Perceptions shift with adaptation and adjustment, both mind and body. What makes people in Switzerland rejoice, or complain, namely warm nights with temperatures over 20 degrees Celcius, makes me unpack my warmer bed cover here, especially if it’s a bit windy, as I never close the windows. Well, I think I will close the windows when a cyclone hits, but that’ll be in summer. Things are different.
Wind sometimes also makes me wear long trousers in the evening, and even socks. Socks! Then again, it’s winter, so I guess that’s OK.
I live on the west coast. I hear that on the central plateau, temperatures can go substantially lower in winter, to ten degrees or so. People have fireplaces there. There are interesting micro climates on this island, within relatively few meters of difference of elevation above the sea level (about 500 meters for inhabited areas), practically always in sight of the tropical sea. Even on hot, sunny days, you feel the temperature difference when driving up to the plateau. After you step out of the air conditioned car, that is. They also have more clouds up there, and consequently more rain. The east coast gets most of the rain, though, as the clouds shed their humidity as they accumulate and press against and up the mountains.

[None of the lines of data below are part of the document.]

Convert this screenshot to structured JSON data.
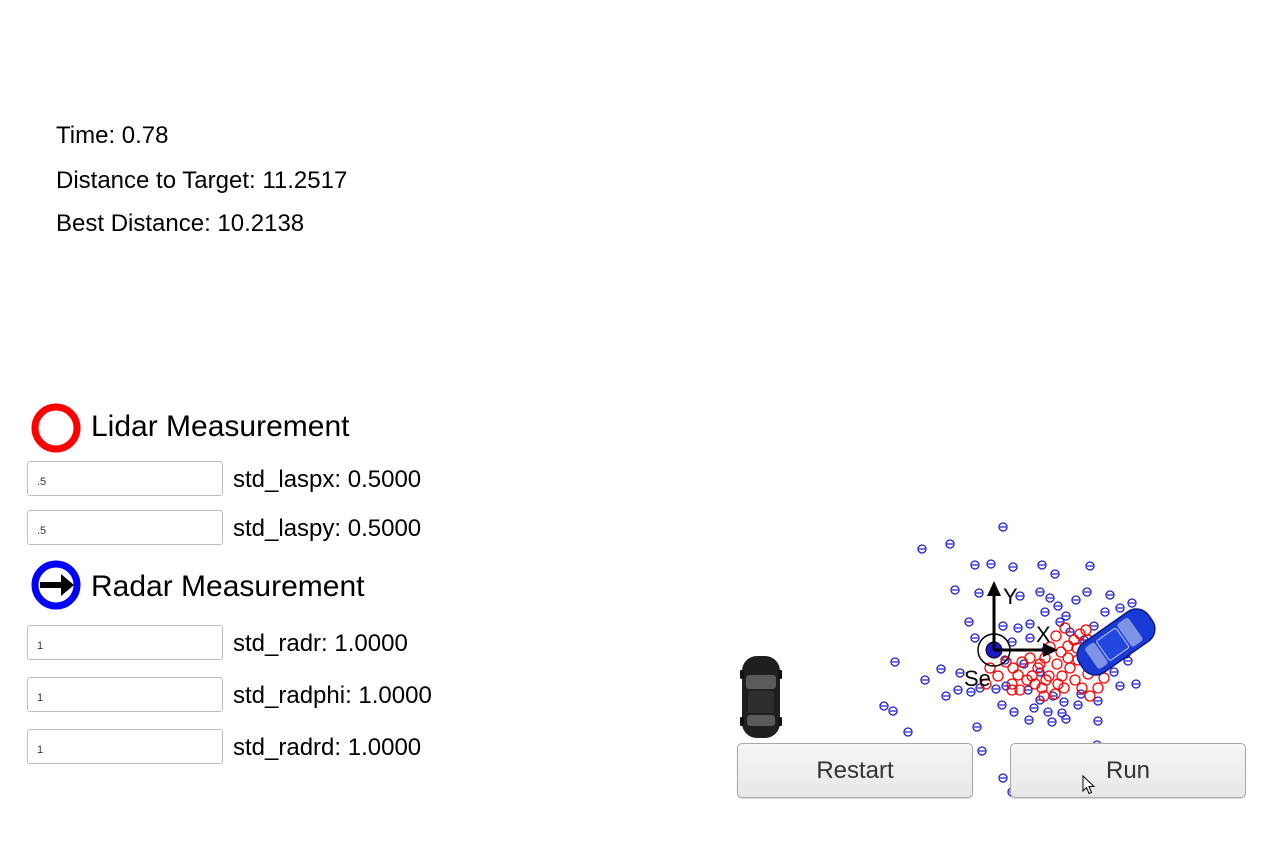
{
  "stats": {
    "time_label": "Time: 0.78",
    "distance_label": "Distance to Target: 11.2517",
    "best_label": "Best Distance: 10.2138"
  },
  "lidar": {
    "title": "Lidar Measurement",
    "icon": "red-ring-icon",
    "color": "#ff0000",
    "params": [
      {
        "value": ".5",
        "label": "std_laspx: 0.5000"
      },
      {
        "value": ".5",
        "label": "std_laspy: 0.5000"
      }
    ]
  },
  "radar": {
    "title": "Radar Measurement",
    "icon": "blue-ring-arrow-icon",
    "color": "#0000ff",
    "params": [
      {
        "value": "1",
        "label": "std_radr: 1.0000"
      },
      {
        "value": "1",
        "label": "std_radphi: 1.0000"
      },
      {
        "value": "1",
        "label": "std_radrd: 1.0000"
      }
    ]
  },
  "axes": {
    "y_label": "Y",
    "x_label": "X",
    "origin_label": "Se"
  },
  "buttons": {
    "restart": "Restart",
    "run": "Run"
  },
  "colors": {
    "lidar_marker": "#ff0000",
    "radar_marker": "#1a1acc",
    "target_car": "#1a3ad6",
    "hunter_car": "#222222"
  }
}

I assume that happens on an island in the middle of the ocean, small, but not too small, with a substantially diverse topography. Not, for example, like on the outer island of the Seychelles, which are tiny, and flat, with a coral origin and foundation. Actually, the central, rocky Seychelles islands are more like Mauritius, thinking about it. I love island climate and weather. Fast changing. A heavy downpour is usually compensated by sunshine shortly thereafter. Unless it’s cyclone season during summer.
So, winter is coming, and I look forward to it with interest what it will bring. It’s my first winter here. Luckily, I don’t live on the Wall.